For those who don’t know about NaNoWriMo (if you exist), it is a challenge to write a novel in a month. And by a novel, they mean 50,000 words. I had no idea what that meant page-wise or paperback thickness-wise so I went with it.
And when I passed the 50k mark in my novel and wasn’t done yet, I panicked. What did I do wrong? Why was my novel not even halfway done and yet I had reached that limit? Everything seemed to be necessary and not extraneous but maybe I wasn’t sure how to read my own writing.
So I dropped that novel. And, when I decided to do more WriMo-related challenges, I actually did research.
Most of my favorite fantasy novels are well over 50k. Sanderson, Lynch, Martin… They write tomes that, when I read, feel as if they are as short as pamphlets. And most of those books are hundreds of thousands of words. So no, I did nothing wrong in my first NaNoWriMo (length-wise, anyway. Stylistic and technical? Eeeeh.).
Which, as I research publishing, leads to a fun little conundrum. Everything you read will tell you that you should submit a first (fantasy) novel that is no longer than 120k. Which is doable, but sometimes hard to adhere to in some of my stories.
The novel I am working on for publication – The Final Rose – is currently at 140k and only will get longer. I could easily see it going to 200k and beyond. Are the words going to be tight and necessary? To the best of my ability. Does that mean it is too long and out of luck? Maybe not. But that’s my problem to figure out. The best I can do is finish, edit, revise, perfect and write an awesome query to hook the right agent.

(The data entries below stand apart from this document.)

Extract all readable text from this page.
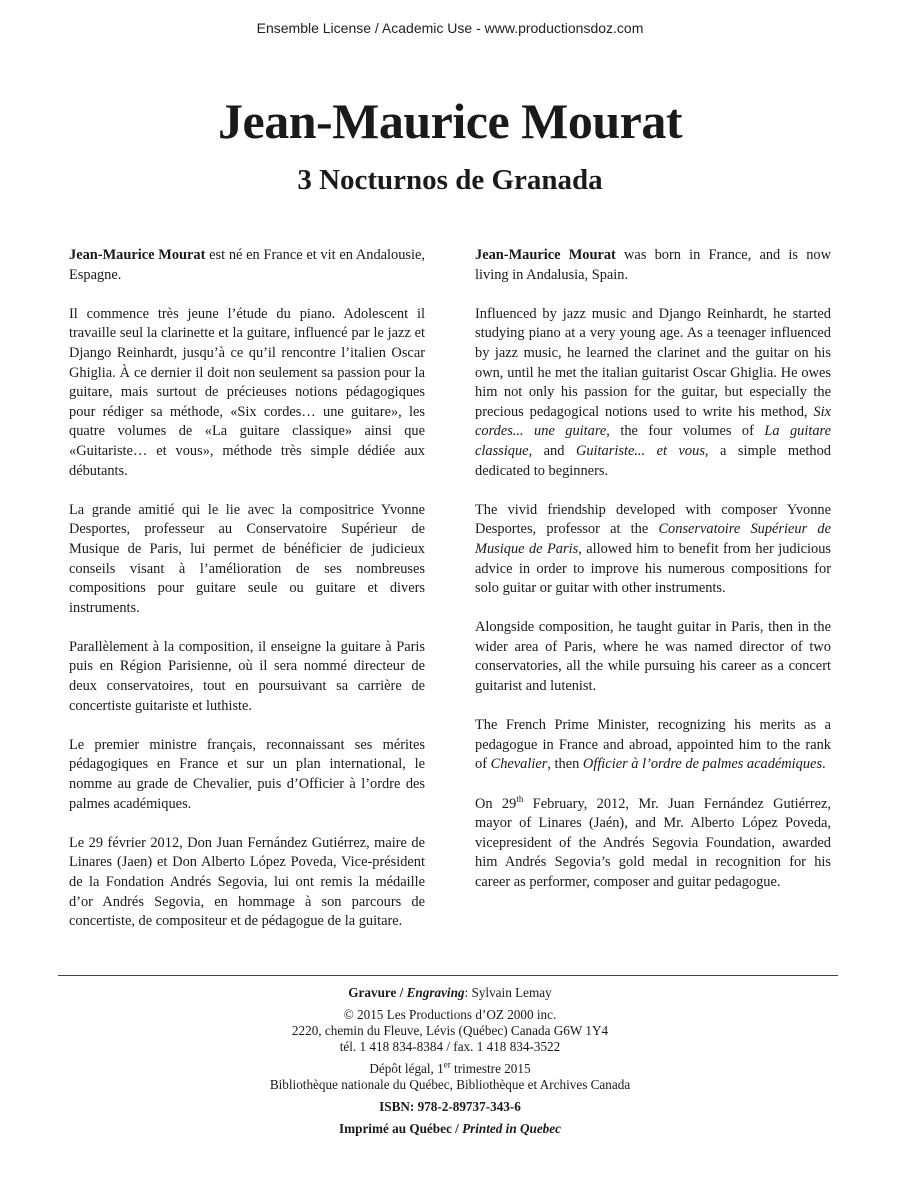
Ensemble License / Academic Use - www.productionsdoz.com
Jean-Maurice Mourat
3 Nocturnos de Granada

Jean-Maurice Mourat est né en France et vit en Andalousie, Espagne.

Il commence très jeune l’étude du piano. Adolescent il travaille seul la clarinette et la guitare, influencé par le jazz et Django Reinhardt, jusqu’à ce qu’il rencontre l’italien Oscar Ghiglia. À ce dernier il doit non seulement sa passion pour la guitare, mais surtout de précieuses notions pédagogiques pour rédiger sa méthode, «Six cordes… une guitare», les quatre volumes de «La guitare classique» ainsi que «Guitariste… et vous», méthode très simple dédiée aux débutants.

La grande amitié qui le lie avec la compositrice Yvonne Desportes, professeur au Conservatoire Supérieur de Musique de Paris, lui permet de bénéficier de judicieux conseils visant à l’amélioration de ses nombreuses compositions pour guitare seule ou guitare et divers instruments.

Parallèlement à la composition, il enseigne la guitare à Paris puis en Région Parisienne, où il sera nommé directeur de deux conservatoires, tout en poursuivant sa carrière de concertiste guitariste et luthiste.

Le premier ministre français, reconnaissant ses mérites pédagogiques en France et sur un plan international, le nomme au grade de Chevalier, puis d’Officier à l’ordre des palmes académiques.

Le 29 février 2012, Don Juan Fernández Gutiérrez, maire de Linares (Jaen) et Don Alberto López Poveda, Vice-président de la Fondation Andrés Segovia, lui ont remis la médaille d’or Andrés Segovia, en hommage à son parcours de concertiste, de compositeur et de pédagogue de la guitare.

Jean-Maurice Mourat was born in France, and is now living in Andalusia, Spain.

Influenced by jazz music and Django Reinhardt, he started studying piano at a very young age. As a teenager influenced by jazz music, he learned the clarinet and the guitar on his own, until he met the italian guitarist Oscar Ghiglia. He owes him not only his passion for the guitar, but especially the precious pedagogical notions used to write his method, Six cordes... une guitare, the four volumes of La guitare classique, and Guitariste... et vous, a simple method dedicated to beginners.

The vivid friendship developed with composer Yvonne Desportes, professor at the Conservatoire Supérieur de Musique de Paris, allowed him to benefit from her judicious advice in order to improve his numerous compositions for solo guitar or guitar with other instruments.

Alongside composition, he taught guitar in Paris, then in the wider area of Paris, where he was named director of two conservatories, all the while pursuing his career as a concert guitarist and lutenist.

The French Prime Minister, recognizing his merits as a pedagogue in France and abroad, appointed him to the rank of Chevalier, then Officier à l’ordre de palmes académiques.

On 29th February, 2012, Mr. Juan Fernández Gutiérrez, mayor of Linares (Jaén), and Mr. Alberto López Poveda, vicepresident of the Andrés Segovia Foundation, awarded him Andrés Segovia’s gold medal in recognition for his career as performer, composer and guitar pedagogue.

Gravure / Engraving: Sylvain Lemay
© 2015 Les Productions d’OZ 2000 inc.
2220, chemin du Fleuve, Lévis (Québec) Canada G6W 1Y4
tél. 1 418 834-8384 / fax. 1 418 834-3522
Dépôt légal, 1er trimestre 2015
Bibliothèque nationale du Québec, Bibliothèque et Archives Canada
ISBN: 978-2-89737-343-6
Imprimé au Québec / Printed in Quebec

My other plan, if The Final Rose becomes that long, is to start submitting some of my short fiction to gain publication credits. I know that if the query hooks the agent and the writing is good enough for them to want to take a chance, the word count won’t matter as much. But I think having a few publishing credits under my belt will give them a bit more security in the fact that someone wants to read my writing.